CottageLabs / idfind

An identifier identifier
1 stars 0 forks source link

Enable twitter interface #1

Closed markmacgillivray closed 12 years ago

markmacgillivray commented 12 years ago

Should be able to send IDs via twitter to the ID helper, and get back a suitable response.

markmacgillivray commented 12 years ago

But what should the response be? I suggest it should start with the type of identifier, e.g. DOI, then should follow with a link. The link should go I guess to our result page where they can get more info, but we could also include the direct link to the resource where it is available, perhaps something like this:

REQUEST: @idhelp 10.1234/567890

RESPONSE: @username DOI #moreinfo http://idhelp.org/blah #direct http://dx.doi.org/blah

But this is up for debate. More suggestions welcome!

emanuil-tolev commented 12 years ago

A further note: better handling of the REQUEST might be good at some point. Assuming that all we'll get in the REQUEST is "@idhelp unknown_identifier_value" is fine at the first iteration, but would we get anything else in the request? "@idhelp unknown_identifier_value #research_conversation @another_interested_user" might be an example of how people could try to peruse the twitter interface.

There are essentially three options:

  1. Make no effort whatsoever to parse. Ignore @idhelp, expect one space character afterwards, and treat everything else as an identifier. This might be the best option, seeing how some identifiers might include spaces and the @/# special twitter characters!
  2. Make a small effort to parse. Ignore @idhelp, copy any @'s and #'s (and any other clearly defined strings) over to the response.
  3. Make an intelligent effort to parse. Ignore @idhelp and .. well, "cleverly" parse the rest of the string. The level of "clever" can be arbitrary, ranging from option 2. to an AI module. This is obviously not very optimal in terms of performance though - I'd only ever start working on this without any doubts if it would help implement some sort of a killer feature which would (e.g.) double the ease-of-use or usefulness of the service.

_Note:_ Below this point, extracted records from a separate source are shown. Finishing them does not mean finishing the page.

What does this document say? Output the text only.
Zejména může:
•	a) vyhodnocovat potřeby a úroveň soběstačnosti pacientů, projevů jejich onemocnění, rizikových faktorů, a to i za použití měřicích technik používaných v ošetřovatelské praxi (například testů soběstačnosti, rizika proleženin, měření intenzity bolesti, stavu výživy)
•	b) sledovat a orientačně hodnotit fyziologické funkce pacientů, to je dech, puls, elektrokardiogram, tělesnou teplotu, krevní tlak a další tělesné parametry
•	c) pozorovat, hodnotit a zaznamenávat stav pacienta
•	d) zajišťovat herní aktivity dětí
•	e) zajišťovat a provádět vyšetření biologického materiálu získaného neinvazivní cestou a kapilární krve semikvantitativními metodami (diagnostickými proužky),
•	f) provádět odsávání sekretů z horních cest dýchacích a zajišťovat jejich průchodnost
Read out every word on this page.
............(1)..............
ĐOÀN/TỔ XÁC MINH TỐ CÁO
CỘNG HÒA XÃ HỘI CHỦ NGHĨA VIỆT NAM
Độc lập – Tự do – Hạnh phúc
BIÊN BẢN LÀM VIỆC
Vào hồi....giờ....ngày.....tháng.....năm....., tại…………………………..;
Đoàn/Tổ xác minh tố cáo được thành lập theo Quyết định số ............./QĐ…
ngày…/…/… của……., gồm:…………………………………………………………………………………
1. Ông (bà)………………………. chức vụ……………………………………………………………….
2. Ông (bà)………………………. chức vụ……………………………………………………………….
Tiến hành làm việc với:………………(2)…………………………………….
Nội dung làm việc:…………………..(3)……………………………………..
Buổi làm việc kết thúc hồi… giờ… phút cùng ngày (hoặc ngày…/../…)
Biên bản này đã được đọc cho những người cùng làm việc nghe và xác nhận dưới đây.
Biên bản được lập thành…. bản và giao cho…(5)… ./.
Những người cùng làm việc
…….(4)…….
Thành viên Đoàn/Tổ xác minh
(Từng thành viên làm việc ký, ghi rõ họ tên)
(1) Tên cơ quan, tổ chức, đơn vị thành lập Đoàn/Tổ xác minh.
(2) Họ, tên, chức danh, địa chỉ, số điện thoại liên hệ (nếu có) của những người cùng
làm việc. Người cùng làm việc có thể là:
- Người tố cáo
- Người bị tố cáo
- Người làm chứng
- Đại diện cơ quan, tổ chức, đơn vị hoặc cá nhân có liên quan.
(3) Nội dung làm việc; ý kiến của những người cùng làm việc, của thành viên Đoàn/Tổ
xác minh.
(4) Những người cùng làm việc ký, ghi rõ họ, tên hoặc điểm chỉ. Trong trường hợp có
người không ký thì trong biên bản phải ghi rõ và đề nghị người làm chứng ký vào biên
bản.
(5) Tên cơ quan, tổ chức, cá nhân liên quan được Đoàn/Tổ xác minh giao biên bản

I was going to say go for 2. in a later iteration of the code, but I think parsing (with the normal Python tools) would just be too hard and nondeterministic. Richard did suggest option 1. at devXS, so I'm implementing that and no more for now.

As for RESPONSE: good idea, I think it will fit 140 characters. One thing to be careful about though - those identifier names are arbitrary and user-submitted. Obviously limiting what the users can submit because of the Twitter interface is not an option, so I just note that I may have to truncate the identifier name in the reply. (And use something like bit.ly to shorten the links). I'll go for your suggestion Mark (only include #direct if available ofc.).

emanuil-tolev commented 12 years ago

Okay, I've been reading up on this rather heavily. If we use the RESTful Twitter API, we're going to have to regularly poll the server (which is OK I suppose) - responses will be slightly delayed. Currently the lib (python-twitter) in use caches the requests for 1 minute, but I have to check whether we're going to exceed Twitter's daily limits (don't think so).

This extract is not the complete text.